|Edward Snowden (Photo: VentureBeat)|
Reports by Mr. Greenwald writing about Verizon's breach of its customers' privacy (in the news hole of The Guardian) were quickly overshadowed by the even bigger news that Google, Facebook, Twitter and others also were clandestinely in bed with the NSA, and perhaps each other in coordinating a response to this very public affront to their corporate reputations.
I'm sure some of this will be raised today at Facebook's annual shareholder meeting, alongside the gripes raised by those protesting Mr. Zuckerberg's pact with the climate change deniers in order to get immigration reform done.
The public outrage over the NSA revelations reached such a pitch to prompt one very smart valley mainstay to turn the tables on the NSA in order to preserve its reputation, i.e., the trust it has built with the public. (After all, if your reputation is sullied, what else do you have?)

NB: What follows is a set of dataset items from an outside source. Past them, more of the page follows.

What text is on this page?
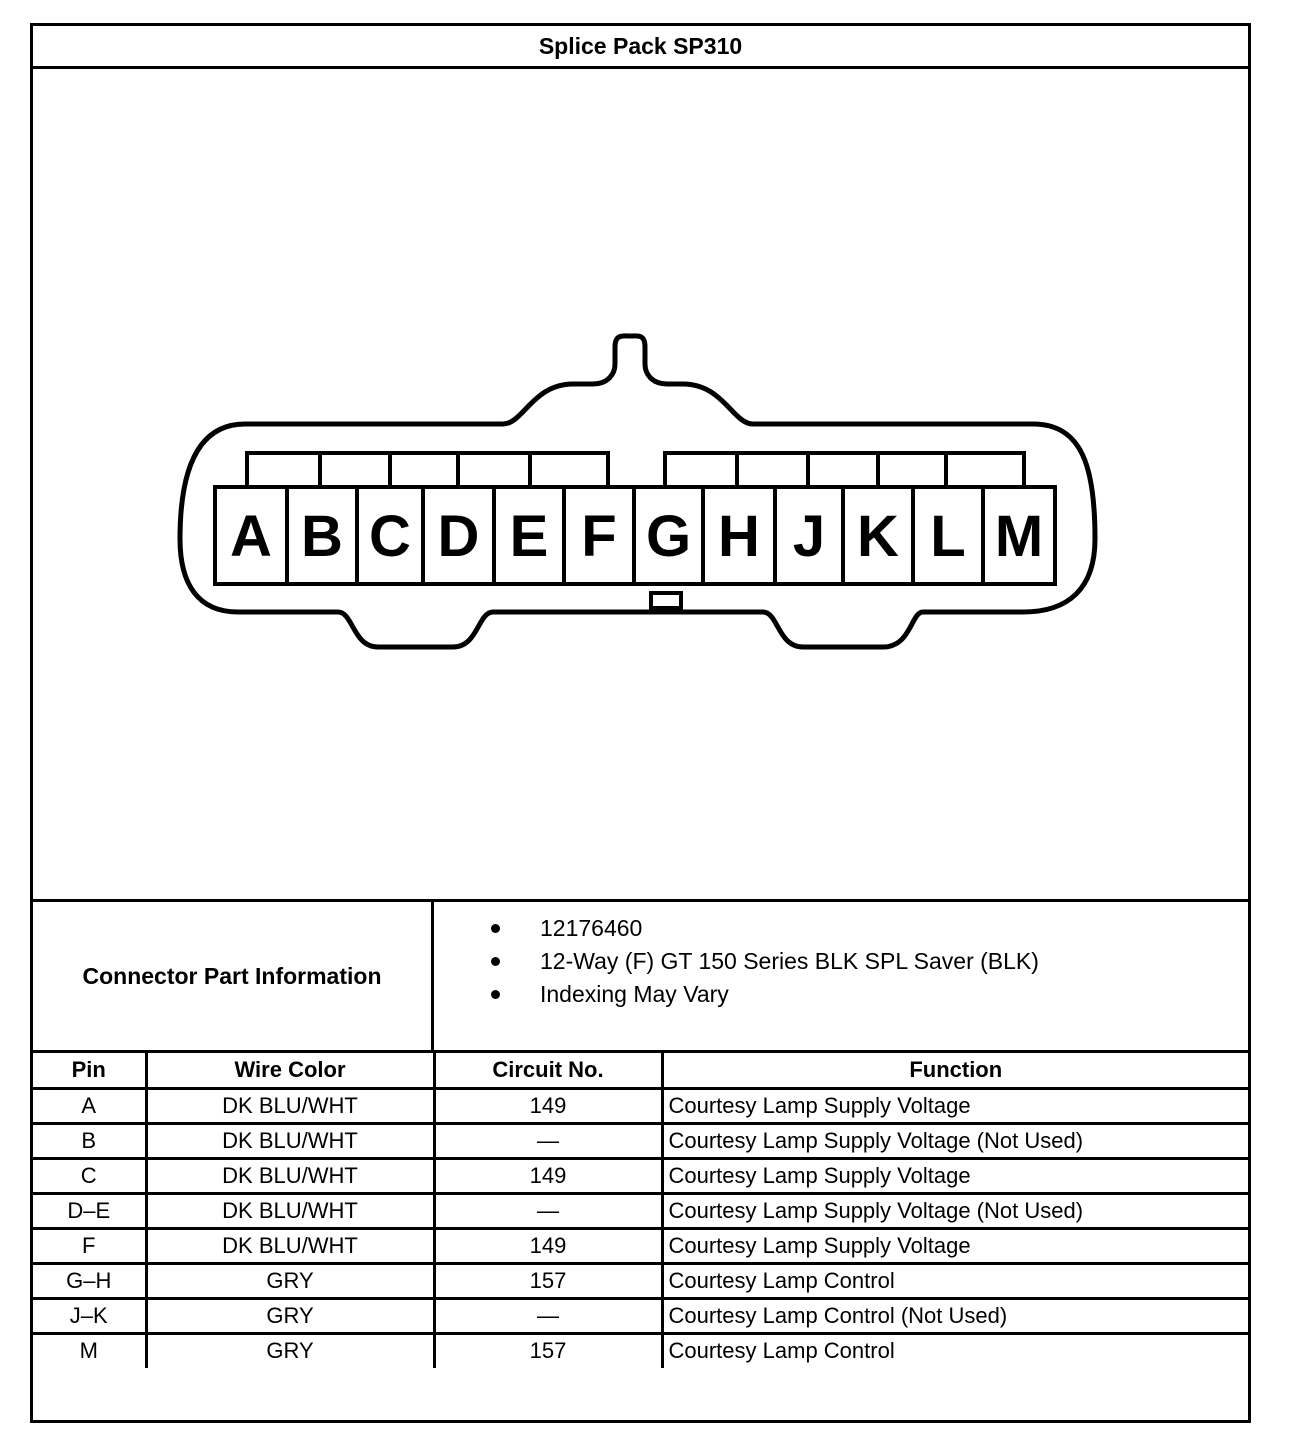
Splice Pack SP310
A B C D E F G H J K L M
Connector Part Information
12176460
12-Way (F) GT 150 Series BLK SPL Saver (BLK)
Indexing May Vary
Pin	Wire Color	Circuit No.	Function
A	DK BLU/WHT	149	Courtesy Lamp Supply Voltage
B	DK BLU/WHT	—	Courtesy Lamp Supply Voltage (Not Used)
C	DK BLU/WHT	149	Courtesy Lamp Supply Voltage
D–E	DK BLU/WHT	—	Courtesy Lamp Supply Voltage (Not Used)
F	DK BLU/WHT	149	Courtesy Lamp Supply Voltage
G–H	GRY	157	Courtesy Lamp Control
J–K	GRY	—	Courtesy Lamp Control (Not Used)
M	GRY	157	Courtesy Lamp Control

Google this afternoon didn't issue a press release, nor did it book CEO Larry Page on CNBC (or MSNBC). As it's known to do, the company's general counsel posted a statement on its official Blogspot blog in effect calling for greater latitude in revealing what the NSA asks of its database.
It has a headline and read as follows:
Dear Attorney General Holder and Director Mueller
Google has worked tremendously hard over the past fifteen years to earn our users’ trust. For example, we offer encryption across our services; we have hired some of the best security engineers in the world; and we have consistently pushed back on overly broad government requests for our users’ data.
We have always made clear that we comply with valid legal requests. And last week, the Director of National Intelligence acknowledged that service providers have received Foreign Intelligence Surveillance Act (FISA) requests.
Assertions in the press that our compliance with these requests gives the U.S. government unfettered access to our users’ data are simply untrue. However, government nondisclosure obligations regarding the number of FISA national security requests that Google receives, as well as the number of accounts covered by those requests, fuel that speculation.
We therefore ask you to help make it possible for Google to publish in our Transparency Report aggregate numbers of national security requests, including FISA disclosures—in terms of both the number we receive and their scope. Google’s numbers would clearly show that our compliance with these requests falls far short of the claims being made. Google has nothing to hide.
Google appreciates that you authorized the recent disclosure of general numbers for national security letters. There have been no adverse consequences arising from their publication, and in fact more companies are receiving your approval to do so as a result of Google’s initiative. Transparency here will likewise serve the public interest without harming national security.
We will be making this letter public and await your response.
Chief Legal Officer
I learned about it from a tweet from Google's Rick Lau whom I've known since his days running Blogspot. He now toils in operations for Google Ventures.
"Google has nothing to hide." googleblog.blogspot.com/2013/06/asking…Net net: we have to give Google's communications consiglieres considerable credit for not laying back and letting the media echo chamber define its role in this nasty affair.